О жизни Гната Хоткевича можно написать роман. Родившись в Харькове, он, «східняк» (т.е. «житель востока»), прославлял в своих произведениях Гуцульщину; основал несколько уникальных театральных трупп, актерами в которых были железнодорожники и неграмотные крестьяне; профессионально играл на бандуре и даже выпустил учебник по искусству игры на этом инструменте. Несмотря на постоянную занятость, никогда не был богатым. Из-за этого его дважды бросали жены, оставляя на воспитание мужа детей. Личное счастье Хоткевич нашел в преклонном возрасте, но насладиться им в полной мере не успел - наступил период репрессий 30-х годов...
Хоткевич родился ровно 140 лет назад, в канун Нового года, 31 декабря 1877 года (по новому стилю: 12 января 1878), в Харькове, в семье повара и служанки. Семья купца, у которого служили родители будущего писателя, каждое лето выезжала в село Дергачи, забирая с собой Хоткевичей. Там маленький Игнат как-то познакомился со «слепым дядькою Павлом», который и научил мальчика играть на бандуре - с тех пор Хоткевич никогда не расставался с этим инструментом.

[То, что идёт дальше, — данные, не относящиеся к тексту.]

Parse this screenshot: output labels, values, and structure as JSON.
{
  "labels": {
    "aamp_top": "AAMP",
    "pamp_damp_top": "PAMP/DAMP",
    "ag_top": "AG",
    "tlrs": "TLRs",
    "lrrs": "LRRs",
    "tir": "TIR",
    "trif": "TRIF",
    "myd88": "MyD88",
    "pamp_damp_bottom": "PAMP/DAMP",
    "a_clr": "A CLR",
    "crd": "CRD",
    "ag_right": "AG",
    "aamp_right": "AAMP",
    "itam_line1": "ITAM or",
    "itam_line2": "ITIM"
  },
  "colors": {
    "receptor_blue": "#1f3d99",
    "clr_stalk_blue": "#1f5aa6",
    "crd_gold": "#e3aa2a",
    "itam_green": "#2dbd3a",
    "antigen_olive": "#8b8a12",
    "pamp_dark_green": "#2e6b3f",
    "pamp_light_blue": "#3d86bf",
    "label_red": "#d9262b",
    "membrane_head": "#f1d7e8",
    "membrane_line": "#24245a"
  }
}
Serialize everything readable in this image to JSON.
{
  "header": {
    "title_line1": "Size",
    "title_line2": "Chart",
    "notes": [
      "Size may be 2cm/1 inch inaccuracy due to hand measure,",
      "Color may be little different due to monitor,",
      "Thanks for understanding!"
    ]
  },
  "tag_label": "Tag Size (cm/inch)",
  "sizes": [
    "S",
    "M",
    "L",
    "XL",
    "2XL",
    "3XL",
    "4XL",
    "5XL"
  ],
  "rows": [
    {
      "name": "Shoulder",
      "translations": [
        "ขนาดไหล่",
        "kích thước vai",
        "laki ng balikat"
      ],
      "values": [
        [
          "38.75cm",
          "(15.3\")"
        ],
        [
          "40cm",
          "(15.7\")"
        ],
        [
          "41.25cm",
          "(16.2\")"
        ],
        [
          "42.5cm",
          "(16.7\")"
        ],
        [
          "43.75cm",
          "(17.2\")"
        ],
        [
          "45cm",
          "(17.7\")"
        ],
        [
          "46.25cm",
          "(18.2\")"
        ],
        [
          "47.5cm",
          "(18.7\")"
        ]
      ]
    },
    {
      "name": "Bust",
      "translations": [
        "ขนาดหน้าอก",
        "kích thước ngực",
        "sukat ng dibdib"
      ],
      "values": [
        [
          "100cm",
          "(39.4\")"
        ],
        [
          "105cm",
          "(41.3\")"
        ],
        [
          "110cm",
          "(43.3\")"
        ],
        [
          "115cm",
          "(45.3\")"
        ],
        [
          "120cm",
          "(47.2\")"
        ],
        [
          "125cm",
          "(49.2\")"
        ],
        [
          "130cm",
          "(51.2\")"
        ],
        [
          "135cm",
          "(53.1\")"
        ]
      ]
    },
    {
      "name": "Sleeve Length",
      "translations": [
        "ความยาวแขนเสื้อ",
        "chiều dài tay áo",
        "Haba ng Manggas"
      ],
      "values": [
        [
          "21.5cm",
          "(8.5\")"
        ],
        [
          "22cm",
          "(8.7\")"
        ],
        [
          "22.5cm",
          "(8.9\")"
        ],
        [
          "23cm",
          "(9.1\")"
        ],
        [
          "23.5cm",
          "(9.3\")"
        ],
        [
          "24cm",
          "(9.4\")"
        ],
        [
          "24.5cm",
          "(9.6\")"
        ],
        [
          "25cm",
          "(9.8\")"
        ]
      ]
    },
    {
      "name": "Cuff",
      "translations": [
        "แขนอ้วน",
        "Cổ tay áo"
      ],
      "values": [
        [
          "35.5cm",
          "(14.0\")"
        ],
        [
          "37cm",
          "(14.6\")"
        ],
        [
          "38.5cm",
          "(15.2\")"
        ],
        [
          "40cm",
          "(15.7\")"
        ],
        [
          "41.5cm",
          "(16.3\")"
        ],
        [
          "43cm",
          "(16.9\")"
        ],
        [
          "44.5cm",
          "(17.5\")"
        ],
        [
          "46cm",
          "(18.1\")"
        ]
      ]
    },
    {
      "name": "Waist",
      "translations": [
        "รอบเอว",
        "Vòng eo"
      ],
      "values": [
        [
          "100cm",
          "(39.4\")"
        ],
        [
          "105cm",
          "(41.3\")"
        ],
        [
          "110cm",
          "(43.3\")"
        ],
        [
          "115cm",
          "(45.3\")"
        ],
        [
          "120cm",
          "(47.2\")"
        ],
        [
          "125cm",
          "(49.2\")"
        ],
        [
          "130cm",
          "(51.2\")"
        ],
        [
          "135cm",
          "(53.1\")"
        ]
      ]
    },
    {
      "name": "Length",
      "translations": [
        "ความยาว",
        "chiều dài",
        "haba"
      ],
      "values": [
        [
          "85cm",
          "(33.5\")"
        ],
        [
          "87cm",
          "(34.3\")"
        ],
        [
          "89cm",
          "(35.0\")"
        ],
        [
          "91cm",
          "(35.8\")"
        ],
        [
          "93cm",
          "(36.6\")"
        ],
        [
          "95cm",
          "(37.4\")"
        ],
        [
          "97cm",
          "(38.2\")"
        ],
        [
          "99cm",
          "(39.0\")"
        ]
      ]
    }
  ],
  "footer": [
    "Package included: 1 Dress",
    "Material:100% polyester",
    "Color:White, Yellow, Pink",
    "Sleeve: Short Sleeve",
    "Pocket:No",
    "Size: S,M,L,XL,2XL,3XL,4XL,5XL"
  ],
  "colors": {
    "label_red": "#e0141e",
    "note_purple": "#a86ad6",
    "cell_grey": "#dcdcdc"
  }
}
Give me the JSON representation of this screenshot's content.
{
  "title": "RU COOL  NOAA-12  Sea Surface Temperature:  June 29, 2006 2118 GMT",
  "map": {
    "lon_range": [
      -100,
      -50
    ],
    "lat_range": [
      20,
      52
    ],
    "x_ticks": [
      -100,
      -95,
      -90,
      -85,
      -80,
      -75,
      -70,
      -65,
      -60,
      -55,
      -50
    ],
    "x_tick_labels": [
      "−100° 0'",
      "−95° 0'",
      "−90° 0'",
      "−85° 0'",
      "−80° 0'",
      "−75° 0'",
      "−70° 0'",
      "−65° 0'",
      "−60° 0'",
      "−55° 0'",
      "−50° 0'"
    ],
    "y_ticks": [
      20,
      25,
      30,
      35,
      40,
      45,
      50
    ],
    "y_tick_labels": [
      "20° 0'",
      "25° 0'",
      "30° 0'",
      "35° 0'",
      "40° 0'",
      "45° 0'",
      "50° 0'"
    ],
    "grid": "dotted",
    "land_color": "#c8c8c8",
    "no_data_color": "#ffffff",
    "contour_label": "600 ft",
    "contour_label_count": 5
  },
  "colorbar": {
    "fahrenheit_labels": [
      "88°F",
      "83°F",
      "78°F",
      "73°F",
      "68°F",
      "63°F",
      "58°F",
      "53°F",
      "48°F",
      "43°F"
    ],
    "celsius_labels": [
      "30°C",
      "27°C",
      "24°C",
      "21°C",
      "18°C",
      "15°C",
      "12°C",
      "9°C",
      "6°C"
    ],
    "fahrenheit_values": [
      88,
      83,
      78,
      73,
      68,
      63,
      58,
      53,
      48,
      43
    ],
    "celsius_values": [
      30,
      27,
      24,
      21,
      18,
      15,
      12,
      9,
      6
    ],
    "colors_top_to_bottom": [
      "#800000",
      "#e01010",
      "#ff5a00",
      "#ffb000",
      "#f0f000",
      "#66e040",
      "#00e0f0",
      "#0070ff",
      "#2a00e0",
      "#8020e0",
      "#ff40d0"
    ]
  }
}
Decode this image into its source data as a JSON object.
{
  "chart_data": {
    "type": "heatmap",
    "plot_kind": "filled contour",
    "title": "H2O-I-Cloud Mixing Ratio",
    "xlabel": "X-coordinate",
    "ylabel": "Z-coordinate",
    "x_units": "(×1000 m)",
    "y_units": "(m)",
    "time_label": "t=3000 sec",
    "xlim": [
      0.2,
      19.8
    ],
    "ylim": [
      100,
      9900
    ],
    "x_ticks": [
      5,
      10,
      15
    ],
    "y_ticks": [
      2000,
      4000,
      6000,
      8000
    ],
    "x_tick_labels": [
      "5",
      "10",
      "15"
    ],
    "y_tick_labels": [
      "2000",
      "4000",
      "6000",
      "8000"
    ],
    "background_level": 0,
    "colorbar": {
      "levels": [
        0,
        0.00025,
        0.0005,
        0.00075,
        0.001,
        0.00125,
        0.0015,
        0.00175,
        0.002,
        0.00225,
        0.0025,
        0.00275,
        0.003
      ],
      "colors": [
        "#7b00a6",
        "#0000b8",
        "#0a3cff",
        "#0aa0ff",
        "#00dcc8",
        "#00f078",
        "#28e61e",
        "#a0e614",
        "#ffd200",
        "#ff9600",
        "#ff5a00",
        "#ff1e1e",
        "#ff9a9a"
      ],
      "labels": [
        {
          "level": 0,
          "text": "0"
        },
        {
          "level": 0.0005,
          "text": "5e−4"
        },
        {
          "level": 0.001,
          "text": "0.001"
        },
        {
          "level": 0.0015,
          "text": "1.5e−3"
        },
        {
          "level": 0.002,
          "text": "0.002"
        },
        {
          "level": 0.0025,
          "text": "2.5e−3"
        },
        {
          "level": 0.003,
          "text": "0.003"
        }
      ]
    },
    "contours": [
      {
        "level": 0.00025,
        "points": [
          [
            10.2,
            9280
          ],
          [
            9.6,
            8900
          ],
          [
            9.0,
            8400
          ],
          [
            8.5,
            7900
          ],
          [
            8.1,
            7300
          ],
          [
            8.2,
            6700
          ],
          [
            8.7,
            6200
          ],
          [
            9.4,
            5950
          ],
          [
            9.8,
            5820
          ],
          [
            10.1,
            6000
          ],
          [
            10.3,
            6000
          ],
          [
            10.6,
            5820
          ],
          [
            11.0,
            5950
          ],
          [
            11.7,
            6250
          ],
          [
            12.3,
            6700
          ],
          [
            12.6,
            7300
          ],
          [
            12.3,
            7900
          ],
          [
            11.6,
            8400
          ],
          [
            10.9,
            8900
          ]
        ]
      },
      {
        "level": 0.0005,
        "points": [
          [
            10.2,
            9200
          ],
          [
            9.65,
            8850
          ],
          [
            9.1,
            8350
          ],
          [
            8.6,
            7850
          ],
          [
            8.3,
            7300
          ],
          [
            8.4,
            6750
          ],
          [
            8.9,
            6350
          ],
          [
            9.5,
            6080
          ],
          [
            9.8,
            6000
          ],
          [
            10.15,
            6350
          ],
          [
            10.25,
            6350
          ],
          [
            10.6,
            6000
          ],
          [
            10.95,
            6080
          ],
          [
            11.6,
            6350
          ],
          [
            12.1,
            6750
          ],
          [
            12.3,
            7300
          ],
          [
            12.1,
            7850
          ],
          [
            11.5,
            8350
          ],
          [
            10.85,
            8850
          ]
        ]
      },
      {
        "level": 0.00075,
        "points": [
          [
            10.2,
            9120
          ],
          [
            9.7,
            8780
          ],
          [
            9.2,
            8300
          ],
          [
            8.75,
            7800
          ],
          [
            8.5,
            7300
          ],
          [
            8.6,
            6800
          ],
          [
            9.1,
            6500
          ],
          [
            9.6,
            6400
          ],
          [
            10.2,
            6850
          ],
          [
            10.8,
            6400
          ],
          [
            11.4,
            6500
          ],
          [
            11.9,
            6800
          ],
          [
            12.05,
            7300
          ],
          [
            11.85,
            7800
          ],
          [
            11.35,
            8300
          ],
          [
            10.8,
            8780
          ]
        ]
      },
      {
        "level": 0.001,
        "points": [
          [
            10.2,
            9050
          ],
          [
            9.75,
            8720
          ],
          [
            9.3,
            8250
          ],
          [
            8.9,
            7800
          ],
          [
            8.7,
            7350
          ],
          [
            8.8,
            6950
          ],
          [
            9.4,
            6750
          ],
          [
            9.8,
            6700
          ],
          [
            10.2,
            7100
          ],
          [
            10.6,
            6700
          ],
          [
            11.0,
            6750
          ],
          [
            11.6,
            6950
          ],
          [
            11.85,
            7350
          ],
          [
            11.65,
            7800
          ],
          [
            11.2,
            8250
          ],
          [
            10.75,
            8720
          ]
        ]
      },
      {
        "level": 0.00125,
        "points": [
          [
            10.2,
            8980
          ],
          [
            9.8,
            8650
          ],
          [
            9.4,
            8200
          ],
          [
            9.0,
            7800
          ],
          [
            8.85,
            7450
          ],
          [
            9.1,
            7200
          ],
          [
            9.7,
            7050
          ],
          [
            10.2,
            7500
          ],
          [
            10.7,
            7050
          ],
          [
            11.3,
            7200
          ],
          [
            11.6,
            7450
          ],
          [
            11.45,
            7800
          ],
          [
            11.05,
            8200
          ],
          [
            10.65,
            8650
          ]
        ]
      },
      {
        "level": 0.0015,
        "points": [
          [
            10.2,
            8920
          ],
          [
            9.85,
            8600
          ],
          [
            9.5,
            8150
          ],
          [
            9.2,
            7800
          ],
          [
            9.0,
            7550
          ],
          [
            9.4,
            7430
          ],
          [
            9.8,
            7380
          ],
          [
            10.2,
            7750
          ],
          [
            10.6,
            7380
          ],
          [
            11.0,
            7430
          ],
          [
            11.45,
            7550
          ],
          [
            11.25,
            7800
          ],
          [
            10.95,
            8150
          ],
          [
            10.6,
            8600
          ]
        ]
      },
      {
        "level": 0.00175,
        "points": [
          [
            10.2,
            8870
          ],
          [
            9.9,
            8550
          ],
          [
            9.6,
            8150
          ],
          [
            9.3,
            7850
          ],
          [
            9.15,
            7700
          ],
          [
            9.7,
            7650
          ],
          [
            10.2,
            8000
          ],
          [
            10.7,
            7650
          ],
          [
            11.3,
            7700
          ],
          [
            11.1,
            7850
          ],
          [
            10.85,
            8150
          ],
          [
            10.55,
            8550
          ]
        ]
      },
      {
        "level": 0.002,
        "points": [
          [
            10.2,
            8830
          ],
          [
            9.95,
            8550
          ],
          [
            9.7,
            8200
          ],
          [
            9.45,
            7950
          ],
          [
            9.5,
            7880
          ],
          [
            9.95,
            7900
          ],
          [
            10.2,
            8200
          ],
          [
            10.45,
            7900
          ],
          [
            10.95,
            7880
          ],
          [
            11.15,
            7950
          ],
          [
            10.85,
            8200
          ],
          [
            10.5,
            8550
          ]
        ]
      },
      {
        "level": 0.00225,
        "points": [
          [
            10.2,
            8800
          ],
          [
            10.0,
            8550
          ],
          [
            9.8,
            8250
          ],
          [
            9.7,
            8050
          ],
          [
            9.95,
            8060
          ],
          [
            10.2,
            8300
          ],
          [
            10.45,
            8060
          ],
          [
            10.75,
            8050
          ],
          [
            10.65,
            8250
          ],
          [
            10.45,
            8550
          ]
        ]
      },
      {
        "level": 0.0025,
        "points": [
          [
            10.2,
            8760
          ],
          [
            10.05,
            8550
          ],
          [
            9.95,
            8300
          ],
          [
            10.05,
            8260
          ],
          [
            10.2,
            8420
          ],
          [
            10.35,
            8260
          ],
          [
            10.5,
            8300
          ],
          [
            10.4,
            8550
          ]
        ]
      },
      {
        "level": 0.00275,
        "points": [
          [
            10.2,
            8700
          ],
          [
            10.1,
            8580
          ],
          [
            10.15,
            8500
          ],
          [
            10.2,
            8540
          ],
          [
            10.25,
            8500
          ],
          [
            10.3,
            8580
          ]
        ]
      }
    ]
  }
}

Гнат Хоткевич в студенческом спектакле 1899 г. |
Выступление кобзарей на XII Археологическом концерте |
После окончания университета молодой инженер устроился в технический отдел Харьковско-Николаевской железной дороги, где разработал собственный проект дизельного поезда (1901), на много лет раньше американского аналога, но даже там не смог остаться в стороне от культурной жизни: организовал первый в Украине рабочий театр, в который входили работники железной дороги и который в течение трёх лет дал более пятидесяти спектаклей, преимущественно украинской классики а так же собственных пьес Хоткевича, а так же издал свою первую книгу «Поэзия в прозе».
Увлечение музыкой свело молодого писателя с дочерью запорожского купца Екатериной Рубанович. Девушка была музыкально одаренной, поэтому общие интересы со временем поспособствовали браку молодых людей. Писатель продолжал работать на железной дороге: работа не приносила значительной прибыли, но занимала немного времени и давала возможность заниматься творчеством.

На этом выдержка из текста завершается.